In recent years, however, the initial enthusiasm of the EU has been dampened by many opponents. Supranational European bodies such as the European Commission and the European External Action Service (EEAS) believe member-states should be more careful when cooperating with China. This approach isn't necessarily supported by all its member-states. The Italian government, for example, had made preparations to sign an agreement on the joint construction of the Belt and Road Initiative with China. Several other European countries – such as the ones participating in the 16+1 format – also see China as a crucial partner and are skeptical on the growing Western perception of China as a threat.
The general view of the European Commission and the EEAS is that a coherent European policy vis-à-vis Beijing will help the EU better deal with these challenges. This position is gaining ground among European policy-makers in Brussels, but also affects the work of research organizations, think tanks and journalists operating from within the EU's capital. A growing anti-China sentiment is being fostered and member-states are expected to follow suit, even if it goes against their own political assessment.

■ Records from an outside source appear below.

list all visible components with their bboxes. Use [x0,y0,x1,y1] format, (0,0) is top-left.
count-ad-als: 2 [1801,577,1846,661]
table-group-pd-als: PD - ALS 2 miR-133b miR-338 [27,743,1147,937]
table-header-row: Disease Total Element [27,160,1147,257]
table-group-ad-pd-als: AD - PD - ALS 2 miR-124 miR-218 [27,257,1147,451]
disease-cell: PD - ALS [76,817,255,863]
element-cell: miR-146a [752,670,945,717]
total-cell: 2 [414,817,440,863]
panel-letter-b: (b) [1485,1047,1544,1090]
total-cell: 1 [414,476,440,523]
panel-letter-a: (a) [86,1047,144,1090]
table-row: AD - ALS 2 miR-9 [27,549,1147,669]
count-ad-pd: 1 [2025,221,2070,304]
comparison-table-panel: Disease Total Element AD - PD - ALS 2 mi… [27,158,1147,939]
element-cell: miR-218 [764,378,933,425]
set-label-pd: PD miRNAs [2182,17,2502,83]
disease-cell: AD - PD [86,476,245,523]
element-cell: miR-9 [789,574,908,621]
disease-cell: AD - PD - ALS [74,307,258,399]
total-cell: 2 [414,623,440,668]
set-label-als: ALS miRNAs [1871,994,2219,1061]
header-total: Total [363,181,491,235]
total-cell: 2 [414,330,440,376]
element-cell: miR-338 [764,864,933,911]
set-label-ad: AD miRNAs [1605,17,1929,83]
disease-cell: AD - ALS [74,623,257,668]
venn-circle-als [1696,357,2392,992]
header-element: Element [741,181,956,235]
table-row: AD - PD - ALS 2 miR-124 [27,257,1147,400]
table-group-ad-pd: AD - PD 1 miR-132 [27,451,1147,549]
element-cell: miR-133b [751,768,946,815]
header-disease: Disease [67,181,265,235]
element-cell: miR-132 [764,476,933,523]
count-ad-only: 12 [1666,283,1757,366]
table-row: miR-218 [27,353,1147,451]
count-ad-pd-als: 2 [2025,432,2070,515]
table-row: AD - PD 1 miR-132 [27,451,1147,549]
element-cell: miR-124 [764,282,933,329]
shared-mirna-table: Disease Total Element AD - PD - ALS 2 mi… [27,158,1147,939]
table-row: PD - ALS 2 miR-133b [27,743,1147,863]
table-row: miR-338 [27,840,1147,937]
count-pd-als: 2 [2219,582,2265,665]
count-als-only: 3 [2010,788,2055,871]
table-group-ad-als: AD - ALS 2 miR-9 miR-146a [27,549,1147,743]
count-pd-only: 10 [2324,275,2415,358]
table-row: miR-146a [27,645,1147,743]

While the Belt and Road Initiative had initially been considered an opportunity for the EU to foster growth – especially in debt-ridden countries – it is now associated with Beijing's alleged hegemonic aspirations. Chinese policy-makers downplay this argument, but both the European Commission and the EEAS are not convinced. Recently, the former proposed 10 action points to be part of the agenda of ongoing Sino-European consultations. However, the joint communique brings nothing new to the debate because the recently-launched EU-Asia Connectivity Strategy had already encapsulated the thinking of the European Commission and the EEAS vis-à-vis China. Against this backdrop the Chinese government commented that the two sides should maintain constructive dialogue in the areas described in the 10 action points.
What can be expected in the next few months is that the EU might reconsider some of the terms and conditions in the existing legal framework and proceed to make some modifications. The aim will be to give the opportunity to European companies to better compete with Chinese state owned enterprises. The recent EU decision to block the rail merger of Alstom-Siemens was not welcomed in Germany and France but a new European legislation will possibly be drafted soon to allow mergers like these in the medium-term.
More importantly, the pressure on EU member-states to link Chinese investments with security implications will grow. This does not mean member-states will be forced to reject offers by Chinese companies, as the nature of the new European screening mechanism still remains consultative. It remains, however, that their actions will be keenly scrutinized by the European Commission.
In addition, the EU is regularly asking for reciprocity in its economic relations with China, which seems to suggest that knowledge of Chinese affairs in Europe remains limited. It is questionable whether the new foreign investment law has, in fact, been carefully studied by European policy-makers. Of course, the content of the new law cannot fully satisfy European demands and in the same way, expected changes in EU legislation cannot be fully in line with Chinese economic interests.
China is now being demonized by some European policy-makers who are keen on transferring the responsibility of the EU's current economic and political problems to external factors. Important questions concerning the source of future investments, should Chinese companies continue to be suspiciously treated, remain unanswered. The Chinese government is carefully monitoring the situation by continuously viewing the relationship with the EU from a strategic and long-term perspective. It will continue its dialogue with Brussels – because the ongoing engagement with Europe is in its interests – and explore some possible solutions.
Given this, it is doubtful that these differences will seriously jeopardize the vitality of the Sino-European partnership, which now goes beyond investments and trade and touches on global prosperity, development and security as well as climate change.